Gettysburg vs Philadelphia

As I recall, NPR routinely has at least moderately famous people, with nice voices, read the "Gettysburg Address" every 4th of July. Maybe I was lucky, or maybe it's because I got to sleep in this morning, but I didn't hear it; I can't imagine they've gotten tired of it.

But -- in line with the question of the divisibility of the Republic, referenced below -- could there be a more blatant case of Orwellian conversion of meaning, than how President Lincoln transposed his vision of an absolutely (more on this term shortly) unitary state, on the vision of our Founders of these united States?

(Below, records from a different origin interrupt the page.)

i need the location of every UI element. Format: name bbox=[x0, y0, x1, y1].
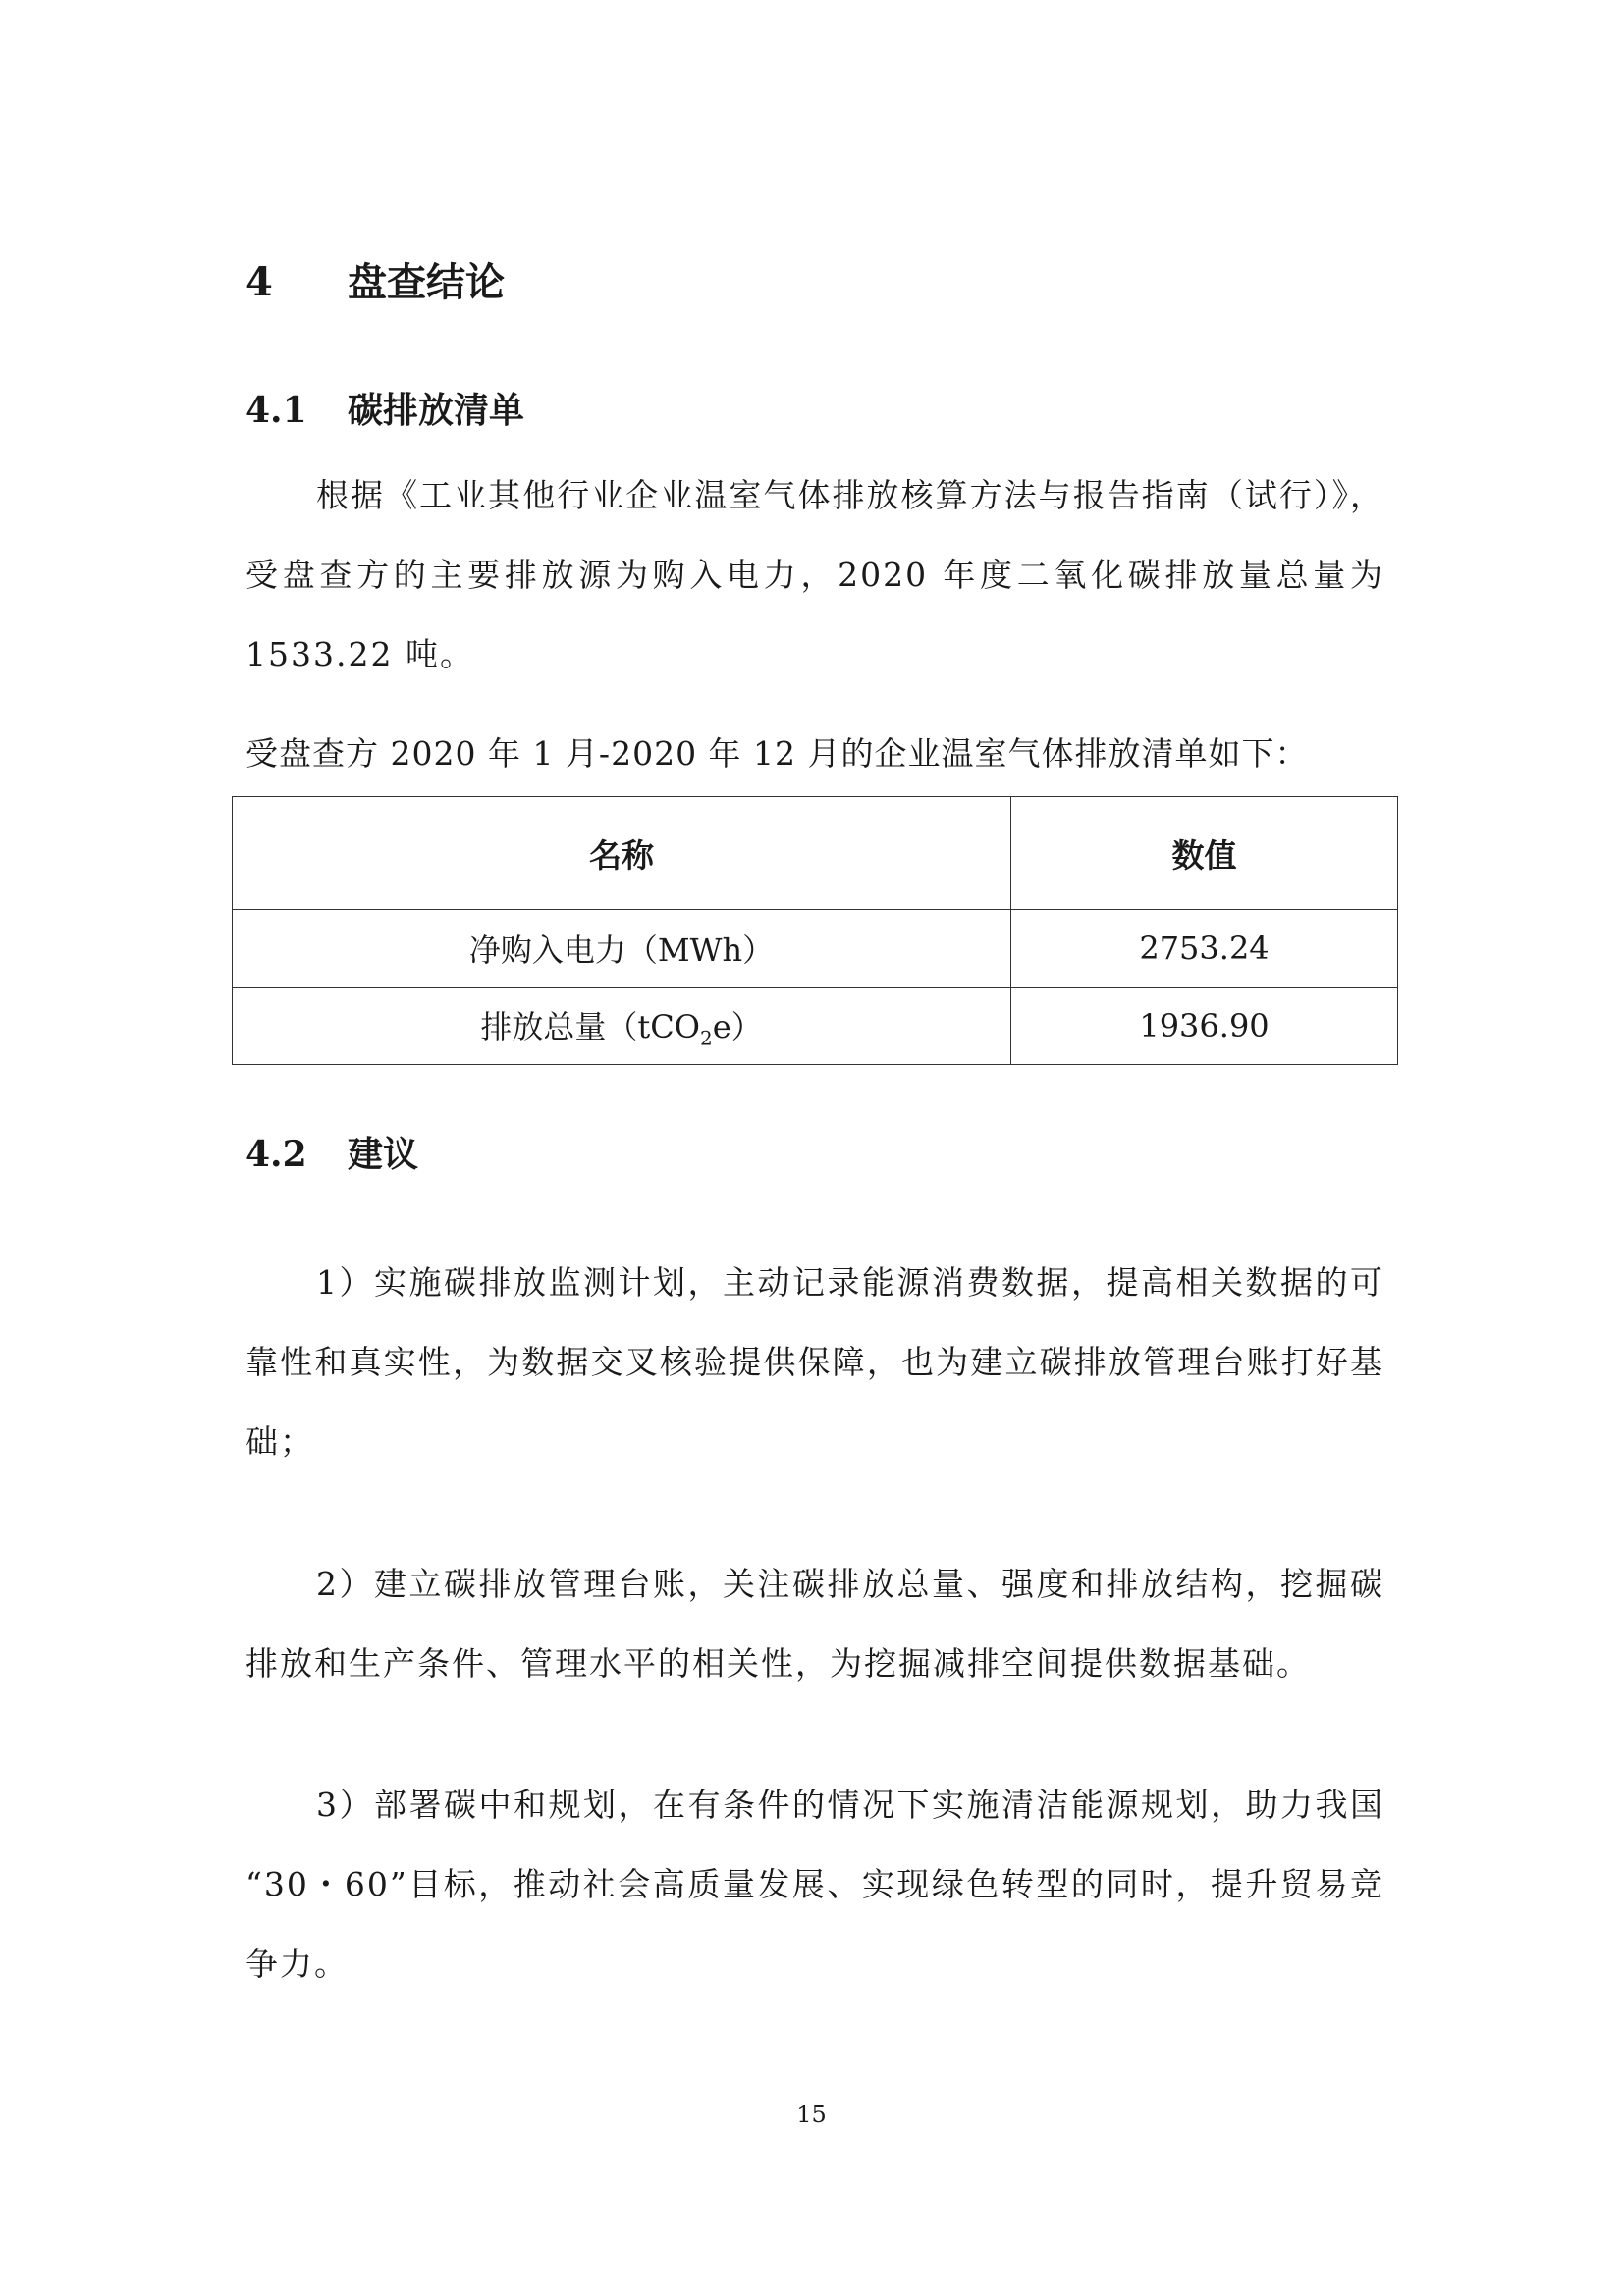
header-name: 名称 bbox=[233, 797, 1011, 910]
subsection-title: 碳排放清单 bbox=[348, 390, 525, 431]
subsection-number: 4.2 bbox=[245, 1134, 307, 1175]
table-row bbox=[233, 988, 1398, 1065]
inventory-intro: 受盘查方 2020 年 1 月-2020 年 12 月的企业温室气体排放清单如下： bbox=[245, 734, 1309, 773]
recommendation-item: 1）实施碳排放监测计划，主动记录能源消费数据，提高相关数据的可靠性和真实性，为数据交叉核验提供保障，也为建立碳排放管理台账打好基础； bbox=[245, 1263, 1384, 1461]
row-name: 排放总量（tCO$_2$e） bbox=[233, 988, 1011, 1065]
recommendation-item: 3）部署碳中和规划，在有条件的情况下实施清洁能源规划，助力我国 “30・60”目标，推动社会高质量发展、实现绿色转型的同时，提升贸易竞争力。 bbox=[245, 1786, 1384, 1983]
section-number: 4 bbox=[245, 259, 273, 305]
recommendation-item: 2）建立碳排放管理台账，关注碳排放总量、强度和排放结构，挖掘碳排放和生产条件、管理水平的相关性，为挖掘减排空间提供数据基础。 bbox=[245, 1565, 1384, 1682]
inventory-paragraph: 根据《工业其他行业企业温室气体排放核算方法与报告指南（试行）》，受盘查方的主要排放源为购入电力，2020 年度二氧化碳排放量总量为 1533.22 吨。 bbox=[245, 476, 1384, 673]
header-value: 数值 bbox=[1011, 797, 1398, 910]
table-header-row bbox=[233, 797, 1398, 910]
subsection-number: 4.1 bbox=[245, 390, 307, 431]
page-number: 15 bbox=[796, 2101, 827, 2128]
subsection-title: 建议 bbox=[348, 1134, 419, 1175]
row-value: 1936.90 bbox=[1011, 988, 1398, 1065]
emission-table bbox=[232, 796, 1398, 1065]
section-heading bbox=[245, 253, 505, 312]
section-title: 盘查结论 bbox=[348, 259, 505, 305]
subsection-heading-4-1 bbox=[245, 383, 524, 438]
row-value: 2753.24 bbox=[1011, 910, 1398, 988]
row-name: 净购入电力（MWh） bbox=[233, 910, 1011, 988]
subsection-heading-4-2 bbox=[245, 1127, 418, 1182]
table-row bbox=[233, 910, 1398, 988]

Have we forgotten that the Declaration is a statement of secession? Re-read the famous, opening paragraph (which we used to make schoolkids memorize):

When in the Course of human events, it becomes necessary for one people to dissolve the political bands which have connected them with another, and to assume among the powers of the earth, the separate and equal station to which the Laws of Nature and of Nature's God entitle them, a decent respect to the opinions of mankind requires that they should declare the causes which impel them to the separation.

Now, I happen to think it would have been a tragedy, perhaps a catastrophic one, had secession succeeded. It was a tragedy of major proportions that secession was suppressed as it was. The way the War was conducted will always be a stain on our nation's soul. It is appalling that what should embarrass us is so often dressed up as something to be proud of: the central government of the United States made near-total war on one section, because it wanted to depart.

One wonders: considering the appalling violence, and destruction, that was visited upon those states seeking to depart, in order to cudgel them into submission, what if that level of coercion had been insufficient? What further measures would have been deemed acceptable? At what point does the central government say, "this is too much?"

Would even more direct assaults on the civilian population have been acceptable? If, subsequent to the military "pacification" of the former Confederate States, elections had either produced new, secessionist legislatures, or -- in order to prevent that, huge numbers of those states citizens had to be indefinitely disenfranchised, would that have been acceptable? In that event, how about "re-education" of the civilian population?

Remember: President Lincoln had the lawfully elected legislature of Maryland arrested because he expected it to vote for secession.

What if the civilian population simply refused to be "pacified"? What reprisals are acceptable? The Romans had a practice of decimation: kill every tenth person.

Ask yourself: if the United States government had had nuclear weapons...would it have used them? Are you sure it wouldn't have?